Record of Investigation Into Death (Without Inquest)

Coroners Act 1995
Coroners Rules 2006
Rule 11

I, Robert Pearce, Coroner, having investigated a death of



Find :

(a) the deceased is Regan Anne Littlejohn born 18 June 2008;

(b) Regan died as a result of falling from a moving tractor onto agricultural machinery;

(c) the cause of her death was multiple blunt injuries;

(d) Regan died on 11 November 2010 at 61 Rawlings Rd, Lileah;

Circumstances Surrounding the Death :

Regan Littlejohn, aged 2 years, died on her family’s farm at Lileah in Tasmania on 11 November 2010. She was the youngest of 2 children of James Littlejohn and his partner Kirstie Fry. Mr Littlejohn operated the farm with his father Alec Littlejohn.

On that day James Littlejohn and his father were ripping and tilling the soil in a paddock on the farm in preparation for planting potatoes. Both were driving tractors. James was driving a 2009 model Valtra tractor purchased new by the farming business in May 2009. The tractor was pulling an implement which rips the soil with a rotary harrow.

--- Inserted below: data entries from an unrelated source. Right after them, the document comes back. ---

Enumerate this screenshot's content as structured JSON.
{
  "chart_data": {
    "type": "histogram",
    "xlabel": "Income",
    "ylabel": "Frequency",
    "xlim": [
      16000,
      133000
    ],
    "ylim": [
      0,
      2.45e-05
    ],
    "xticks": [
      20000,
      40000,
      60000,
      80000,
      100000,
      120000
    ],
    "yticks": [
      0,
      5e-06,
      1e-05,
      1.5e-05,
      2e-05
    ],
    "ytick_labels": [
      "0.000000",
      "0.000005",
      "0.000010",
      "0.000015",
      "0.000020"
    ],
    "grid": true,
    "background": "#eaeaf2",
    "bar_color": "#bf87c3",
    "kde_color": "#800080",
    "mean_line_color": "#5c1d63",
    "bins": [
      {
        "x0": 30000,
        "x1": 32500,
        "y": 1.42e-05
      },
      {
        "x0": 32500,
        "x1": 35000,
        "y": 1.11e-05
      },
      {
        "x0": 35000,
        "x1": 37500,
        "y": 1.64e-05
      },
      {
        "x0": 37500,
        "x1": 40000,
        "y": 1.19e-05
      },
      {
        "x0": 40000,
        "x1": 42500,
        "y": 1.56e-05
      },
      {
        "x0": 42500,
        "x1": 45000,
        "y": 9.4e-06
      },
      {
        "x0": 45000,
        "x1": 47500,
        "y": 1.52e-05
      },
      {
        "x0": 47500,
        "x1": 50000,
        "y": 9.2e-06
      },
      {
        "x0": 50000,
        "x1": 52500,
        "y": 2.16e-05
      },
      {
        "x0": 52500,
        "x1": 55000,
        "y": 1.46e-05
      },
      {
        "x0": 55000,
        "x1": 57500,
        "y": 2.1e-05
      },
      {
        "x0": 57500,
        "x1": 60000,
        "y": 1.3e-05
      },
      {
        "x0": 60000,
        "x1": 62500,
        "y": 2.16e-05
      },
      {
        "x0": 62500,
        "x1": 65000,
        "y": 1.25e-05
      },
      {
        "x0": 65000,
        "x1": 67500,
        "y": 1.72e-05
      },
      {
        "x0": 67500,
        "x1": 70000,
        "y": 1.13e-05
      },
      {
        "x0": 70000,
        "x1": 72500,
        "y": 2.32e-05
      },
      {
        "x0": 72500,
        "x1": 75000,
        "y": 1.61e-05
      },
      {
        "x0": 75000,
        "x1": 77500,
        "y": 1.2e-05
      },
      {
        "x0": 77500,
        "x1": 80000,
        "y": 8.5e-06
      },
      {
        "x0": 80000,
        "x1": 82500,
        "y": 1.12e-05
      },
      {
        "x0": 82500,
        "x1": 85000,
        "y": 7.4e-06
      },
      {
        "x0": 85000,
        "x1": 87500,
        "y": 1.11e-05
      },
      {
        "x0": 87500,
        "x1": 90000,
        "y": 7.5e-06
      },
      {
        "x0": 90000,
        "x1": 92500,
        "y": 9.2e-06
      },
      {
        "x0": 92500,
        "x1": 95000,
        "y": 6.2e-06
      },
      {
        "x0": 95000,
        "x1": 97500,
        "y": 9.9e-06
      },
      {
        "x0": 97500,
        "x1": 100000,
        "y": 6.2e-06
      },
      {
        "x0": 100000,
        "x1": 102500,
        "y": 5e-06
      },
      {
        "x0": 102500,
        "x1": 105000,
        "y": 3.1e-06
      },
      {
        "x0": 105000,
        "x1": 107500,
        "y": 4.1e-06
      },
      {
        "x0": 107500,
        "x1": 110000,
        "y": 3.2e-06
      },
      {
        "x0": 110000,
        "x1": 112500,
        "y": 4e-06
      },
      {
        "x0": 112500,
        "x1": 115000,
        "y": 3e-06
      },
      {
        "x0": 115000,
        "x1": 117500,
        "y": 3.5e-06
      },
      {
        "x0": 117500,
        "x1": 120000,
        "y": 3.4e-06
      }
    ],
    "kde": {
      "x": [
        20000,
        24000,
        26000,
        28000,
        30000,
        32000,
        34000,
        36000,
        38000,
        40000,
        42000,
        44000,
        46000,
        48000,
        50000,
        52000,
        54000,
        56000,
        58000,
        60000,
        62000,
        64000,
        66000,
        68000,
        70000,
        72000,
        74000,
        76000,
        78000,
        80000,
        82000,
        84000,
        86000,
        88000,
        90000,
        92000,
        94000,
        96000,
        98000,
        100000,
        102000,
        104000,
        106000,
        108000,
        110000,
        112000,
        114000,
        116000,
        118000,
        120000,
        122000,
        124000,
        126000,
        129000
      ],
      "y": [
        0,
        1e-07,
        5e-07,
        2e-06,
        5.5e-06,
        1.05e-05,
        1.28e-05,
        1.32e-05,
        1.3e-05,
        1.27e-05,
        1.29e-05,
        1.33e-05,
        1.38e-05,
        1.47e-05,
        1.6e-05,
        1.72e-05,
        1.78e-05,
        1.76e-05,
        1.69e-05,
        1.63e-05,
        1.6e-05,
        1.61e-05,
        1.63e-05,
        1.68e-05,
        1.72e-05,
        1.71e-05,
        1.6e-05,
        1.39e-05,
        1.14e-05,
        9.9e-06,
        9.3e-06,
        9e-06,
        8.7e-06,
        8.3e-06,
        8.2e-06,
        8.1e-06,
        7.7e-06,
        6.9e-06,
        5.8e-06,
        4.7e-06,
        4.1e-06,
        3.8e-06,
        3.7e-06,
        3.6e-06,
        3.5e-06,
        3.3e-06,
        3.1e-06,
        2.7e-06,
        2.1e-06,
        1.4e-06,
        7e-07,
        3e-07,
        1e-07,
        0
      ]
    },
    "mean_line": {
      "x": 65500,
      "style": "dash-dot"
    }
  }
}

The tractor is a single person vehicle that had not been modified for additional passengers. It has an enclosed cabin. Behind the drivers seat is a large 1300mm x 830mm window that opens outward by operation of gas struts. The widow is secured by a plastic lever type catch. Once the catch is released little pressure is required to activate the struts which automatically open the window.

The cabin is designed to allow the drivers seat to revolve 360 degrees and thus there is a space of about 230mm between the back of the seat and the rear window. The operator’s manual makes clear that children should not be allowed in the cabin or near the tractor or attached implements while the tractor is running. It also points out that passengers should not ride in the tractor unless in fitted seats and not on the platform in the tractor cabin.

At about 6.00 pm Ms Fry took her 2 children to the paddock in which the men were working. They had with them the evening meal. At about 6.30 Ms Fry and Regan rode with James Littlejohn in the tractor as they recommenced work so that the family could spend some time together. Ms Fry sat on a fold down platform to the side of the driver’s seat, although it is not meant for passengers. Regan was initially on her knee. However after a period Regan stood in the space behind the driver. There were some loose items on the floor on which she may have stood.

While Regan was in that position the window opened and she immediately fell through, out of the cabin and under the following implement. She suffered multiple injuries that were fatal.

Comments & Recommendations :

I am satisfied that the circumstances of Regan’s death have been thoroughly investigated by the police and by Workplace Standards Tasmania ("WST"). I do not consider that an inquest will reveal any more facts.

I am satisfied that the accident was not caused by any design, mechanical or maintenance fault with the tractor. Precisely how the window catch was operated by Regan so that the window opened is unclear. Someone of her age may have released it inadvertently or by playing with it. She may have pushed or overbalanced against the window. No defect in the catch was discovered. On one of the catch closing settings the window was prone to open unexpectedly, but the WST investigating officer concluded that the window was properly closed on a more secure setting at the time. In general terms the operator’s manual and information given at the time of purchase of the tractor warned of such risks.

This is an example of the risk posed by farm and agricultural machinery, particularly for young children. Such machinery is inherently dangerous. Young children behave in a spontaneous and unpredictable way. They do not properly appreciate risk or danger. Even a momentary lapse in supervision can have tragic consequences.

Children in rural areas of Australia are often around tractors, trucks and other mobile farm machinery. Injuries and deaths are common but are usually preventable. Toddlers are most at risk. Agencies such as WST and Farmsafe Australia Inc are already working to educate farmers on safe work practices. Incidences such as this one reinforce the need to continue and if possible intensify those efforts.

I convey my sincere condolences Regan’s family.